On a canon 5d3 24-70 v2 82mm
Tripod will be used of course. Looking for high quality. Any suggestions from experienced users? Looking for 8-10 stops


----------



## wickidwombat (May 16, 2014)

B+W

I got the older one that was actually schneider ND3.0

but i think B+W make 82mm now

they are not cheap but they are the best


----------



## neuroanatomist (May 17, 2014)

I have a B+W 10-stop in 77mm and an 82mm Schneider (parent of B+W) 10-stop bought before they re-released them in the B+W line. 

They're very good, but it seems the Singh-Ray is the new 'best'. 

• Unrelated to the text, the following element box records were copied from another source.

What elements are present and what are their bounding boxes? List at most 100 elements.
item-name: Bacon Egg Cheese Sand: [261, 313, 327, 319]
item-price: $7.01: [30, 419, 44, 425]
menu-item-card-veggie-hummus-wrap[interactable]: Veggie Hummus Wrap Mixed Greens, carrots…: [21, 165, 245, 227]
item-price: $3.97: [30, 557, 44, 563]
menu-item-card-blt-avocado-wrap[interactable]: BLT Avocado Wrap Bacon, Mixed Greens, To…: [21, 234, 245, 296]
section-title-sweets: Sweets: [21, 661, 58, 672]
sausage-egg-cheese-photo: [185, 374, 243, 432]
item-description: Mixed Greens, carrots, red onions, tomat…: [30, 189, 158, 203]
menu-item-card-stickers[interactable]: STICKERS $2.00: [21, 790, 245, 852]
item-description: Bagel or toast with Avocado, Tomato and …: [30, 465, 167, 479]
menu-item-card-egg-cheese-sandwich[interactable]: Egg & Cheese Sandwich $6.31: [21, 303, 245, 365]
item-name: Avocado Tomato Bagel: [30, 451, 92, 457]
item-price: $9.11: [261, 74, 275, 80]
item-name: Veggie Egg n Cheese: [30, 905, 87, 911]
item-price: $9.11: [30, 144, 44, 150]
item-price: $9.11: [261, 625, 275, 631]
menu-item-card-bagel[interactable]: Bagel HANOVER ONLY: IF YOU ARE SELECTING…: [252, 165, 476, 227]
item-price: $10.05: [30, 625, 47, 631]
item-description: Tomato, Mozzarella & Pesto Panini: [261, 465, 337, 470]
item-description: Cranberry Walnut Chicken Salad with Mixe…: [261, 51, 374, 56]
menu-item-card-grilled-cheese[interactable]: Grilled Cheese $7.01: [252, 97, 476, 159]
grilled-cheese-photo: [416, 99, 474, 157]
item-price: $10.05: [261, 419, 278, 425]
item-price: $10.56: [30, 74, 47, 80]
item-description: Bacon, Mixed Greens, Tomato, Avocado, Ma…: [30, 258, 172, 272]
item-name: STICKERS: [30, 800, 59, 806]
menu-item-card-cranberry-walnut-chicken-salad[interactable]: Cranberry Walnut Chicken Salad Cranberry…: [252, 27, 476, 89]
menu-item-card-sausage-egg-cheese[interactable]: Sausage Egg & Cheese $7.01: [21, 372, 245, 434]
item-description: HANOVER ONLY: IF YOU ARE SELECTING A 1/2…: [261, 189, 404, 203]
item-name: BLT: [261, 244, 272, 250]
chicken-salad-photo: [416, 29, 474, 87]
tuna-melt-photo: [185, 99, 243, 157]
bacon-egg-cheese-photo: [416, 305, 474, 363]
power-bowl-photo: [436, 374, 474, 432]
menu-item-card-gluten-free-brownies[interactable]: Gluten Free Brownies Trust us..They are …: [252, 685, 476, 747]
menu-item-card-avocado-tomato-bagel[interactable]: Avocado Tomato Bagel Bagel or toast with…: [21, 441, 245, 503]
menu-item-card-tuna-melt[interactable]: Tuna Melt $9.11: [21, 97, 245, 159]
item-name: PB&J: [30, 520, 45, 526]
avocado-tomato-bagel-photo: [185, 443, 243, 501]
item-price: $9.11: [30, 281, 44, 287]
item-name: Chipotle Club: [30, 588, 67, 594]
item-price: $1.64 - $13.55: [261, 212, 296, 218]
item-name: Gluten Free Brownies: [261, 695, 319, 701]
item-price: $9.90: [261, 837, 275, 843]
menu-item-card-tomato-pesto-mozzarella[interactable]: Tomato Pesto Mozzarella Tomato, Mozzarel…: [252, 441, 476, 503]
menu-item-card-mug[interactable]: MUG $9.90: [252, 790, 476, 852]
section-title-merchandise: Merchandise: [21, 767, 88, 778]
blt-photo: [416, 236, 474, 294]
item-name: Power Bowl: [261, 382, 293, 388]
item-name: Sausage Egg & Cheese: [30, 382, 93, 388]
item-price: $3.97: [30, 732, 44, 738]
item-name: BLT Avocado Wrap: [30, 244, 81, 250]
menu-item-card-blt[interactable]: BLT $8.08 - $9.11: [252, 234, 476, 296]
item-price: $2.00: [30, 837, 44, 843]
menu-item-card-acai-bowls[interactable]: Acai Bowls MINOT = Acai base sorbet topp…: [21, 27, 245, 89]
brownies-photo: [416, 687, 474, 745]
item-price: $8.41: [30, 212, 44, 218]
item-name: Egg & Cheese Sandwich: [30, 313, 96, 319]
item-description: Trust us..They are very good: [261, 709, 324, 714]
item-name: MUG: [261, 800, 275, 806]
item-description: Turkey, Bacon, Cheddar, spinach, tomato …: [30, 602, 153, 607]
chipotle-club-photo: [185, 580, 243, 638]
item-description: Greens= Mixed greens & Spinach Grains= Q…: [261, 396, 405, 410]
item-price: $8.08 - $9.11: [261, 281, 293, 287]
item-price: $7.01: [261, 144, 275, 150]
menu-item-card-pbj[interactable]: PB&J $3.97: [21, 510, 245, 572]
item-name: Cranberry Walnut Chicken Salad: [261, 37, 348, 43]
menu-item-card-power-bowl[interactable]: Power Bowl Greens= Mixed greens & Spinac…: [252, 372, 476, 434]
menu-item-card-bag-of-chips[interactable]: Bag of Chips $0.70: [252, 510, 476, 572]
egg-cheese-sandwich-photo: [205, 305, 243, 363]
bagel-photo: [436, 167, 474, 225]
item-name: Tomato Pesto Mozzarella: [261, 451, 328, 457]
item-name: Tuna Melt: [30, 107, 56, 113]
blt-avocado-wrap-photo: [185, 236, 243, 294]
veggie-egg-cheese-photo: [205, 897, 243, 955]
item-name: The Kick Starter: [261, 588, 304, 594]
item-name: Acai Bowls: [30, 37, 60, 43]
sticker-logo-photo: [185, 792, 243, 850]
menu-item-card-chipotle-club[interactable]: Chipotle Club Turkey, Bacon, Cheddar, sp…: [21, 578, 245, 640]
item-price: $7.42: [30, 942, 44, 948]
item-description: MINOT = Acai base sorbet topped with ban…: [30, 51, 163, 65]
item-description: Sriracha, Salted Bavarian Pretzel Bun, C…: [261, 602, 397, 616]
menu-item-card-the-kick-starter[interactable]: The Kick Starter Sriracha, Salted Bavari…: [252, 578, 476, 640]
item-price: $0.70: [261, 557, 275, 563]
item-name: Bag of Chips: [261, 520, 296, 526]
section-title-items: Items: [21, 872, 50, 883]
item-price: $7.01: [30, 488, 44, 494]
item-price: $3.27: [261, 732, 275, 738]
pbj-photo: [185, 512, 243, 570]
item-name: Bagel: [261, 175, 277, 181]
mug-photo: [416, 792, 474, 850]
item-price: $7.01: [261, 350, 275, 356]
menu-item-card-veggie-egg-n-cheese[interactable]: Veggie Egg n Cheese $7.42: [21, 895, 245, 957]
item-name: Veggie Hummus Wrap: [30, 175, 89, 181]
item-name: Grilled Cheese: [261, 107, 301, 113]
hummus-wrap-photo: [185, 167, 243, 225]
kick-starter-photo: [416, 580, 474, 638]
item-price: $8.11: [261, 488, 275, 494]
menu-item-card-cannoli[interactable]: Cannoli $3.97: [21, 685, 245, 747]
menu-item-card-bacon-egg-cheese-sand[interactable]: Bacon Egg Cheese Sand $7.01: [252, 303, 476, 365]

http://www.the-digital-picture.com/Reviews/10-Stop-Neutral-Density-Filter.aspx


----------



## wickidwombat (May 17, 2014)

a question neuro
when you shoot with your ND do you shoot a color checker too to correct the color shift caused by the filter?


----------



## jdramirez (May 17, 2014)

For what it is worth, I'm picking up a b&w 3 stop at 77mm and I have a step down... or maybe it is a step up filter converter do I can fit it in my other lenses as well.


----------



## KKCFamilyman (May 17, 2014)

neuroanatomist said:


> I have a B+W 10-stop in 77mm and an 82mm Schneider (parent of B+W) 10-stop bought before they re-released them in the B+W line.
> 
> They're very good, but it seems the Singh-Ray is the new 'best'.
> 
> http://www.the-digital-picture.com/Reviews/10-Stop-Neutral-Density-Filter.aspx


Thanks that singh-ray while expensive looks promising. I also want to grab the fireworks at disney and hope 10 stops is not too much at night to get a few bursts without blowing out my highlights. Also wanted to try some long exposures to play with the effect of people who are walking by not being in the picture provided they do not stop in the frame.


----------



## danski0224 (May 17, 2014)

This company came up on another forum: http://www.progreyusa.com/index.htm


----------



## AcutancePhotography (May 19, 2014)

I have been very happy with my Marumi filters. They seem to do well in the tests.


----------